Symptoms of Alzheimer's disease include loss of memory and cognitive impairment in sufferers. The disease is characterised by the deposition of self-assembled proteins in the form of Amyloid plaques and Neurofibrillary tangles comprised of Abeta and tau proteins respectively.
Dementia Research Group
Alzheimer’s disease (AD) is the commonest cause of dementia. Current treatments for AD provide only short term symptomatic benefit and efforts to date to identify therapies with the ability to slow down or prevent progression of disease have been unsuccessful.
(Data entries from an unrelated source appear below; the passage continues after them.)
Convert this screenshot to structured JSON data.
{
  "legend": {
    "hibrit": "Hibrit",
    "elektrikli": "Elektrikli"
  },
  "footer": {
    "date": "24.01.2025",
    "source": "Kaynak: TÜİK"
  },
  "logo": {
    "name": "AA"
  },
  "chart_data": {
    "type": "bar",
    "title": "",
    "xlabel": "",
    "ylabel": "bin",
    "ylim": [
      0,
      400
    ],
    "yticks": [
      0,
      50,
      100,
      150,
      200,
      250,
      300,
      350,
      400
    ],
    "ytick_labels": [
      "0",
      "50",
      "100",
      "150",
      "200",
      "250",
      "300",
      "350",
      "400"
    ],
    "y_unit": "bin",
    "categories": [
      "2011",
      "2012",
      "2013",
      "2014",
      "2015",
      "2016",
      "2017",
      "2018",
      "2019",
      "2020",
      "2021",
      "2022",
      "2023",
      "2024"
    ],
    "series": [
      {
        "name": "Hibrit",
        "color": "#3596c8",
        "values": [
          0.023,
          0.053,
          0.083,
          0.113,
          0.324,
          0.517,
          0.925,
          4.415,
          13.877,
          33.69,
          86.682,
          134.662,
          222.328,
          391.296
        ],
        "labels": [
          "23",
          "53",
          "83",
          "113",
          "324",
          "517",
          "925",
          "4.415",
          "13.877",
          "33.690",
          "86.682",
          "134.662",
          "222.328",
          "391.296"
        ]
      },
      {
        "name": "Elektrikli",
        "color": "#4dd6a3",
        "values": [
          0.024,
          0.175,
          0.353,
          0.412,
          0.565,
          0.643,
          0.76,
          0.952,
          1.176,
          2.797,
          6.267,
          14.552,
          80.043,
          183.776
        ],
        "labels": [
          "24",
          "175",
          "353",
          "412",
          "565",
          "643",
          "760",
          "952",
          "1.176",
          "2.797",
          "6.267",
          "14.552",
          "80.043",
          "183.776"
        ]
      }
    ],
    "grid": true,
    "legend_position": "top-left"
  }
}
Identification of effective therapies remains of paramount importance and there is an urgent need to address the underlying reasons behind the successive failures. There are three main reasons for these failures:
1) there remain significant knowledge gaps in understanding of AD pathophysiology, and these gaps hinder progress in drug discovery. Specifically, there remains significant uncertainty about the mechanisms by which the amyloid-beta peptide, an acknowledged central component of AD pathology, causes neuronal toxicity which leads ultimately to neuronal dysfunction and death.
2) it is widely accepted that AD patients used in previous trials have been too advanced in their disease and that future disease-modifying therapies are likely to exert greater beneficial effect if applied earlier in the disease. To address this, it is essential that early markers for AD are first identified.
3) the choice of optimal outcome measures by which to measure treatment effect in AD trials has yet to be determined.
The Dementia Research Group is a group of Researchers based at the University of Sussex and Brighton and Sussex Medical School who aim to address these knowledge gaps by focusing on greater understanding of the underlying mechanisms of disease in AD. This network encompasses neuroscientists, structural biologists, psychologists, clinicians and members of the translational drug discovery group. By exploring mechanisms of disease at the level of protein biochemistry and neuronal function, and translating this through animal models of disease to evaluation of disease effect on brain function in both healthy individuals and patients with early AD, this collective research effort will facilitate efforts to identify biomarkers of early AD as well as drug discovery programmes aimed at identifying novel therapeutic targets and their application to at-risk individuals in order to prevent or delay onset of AD.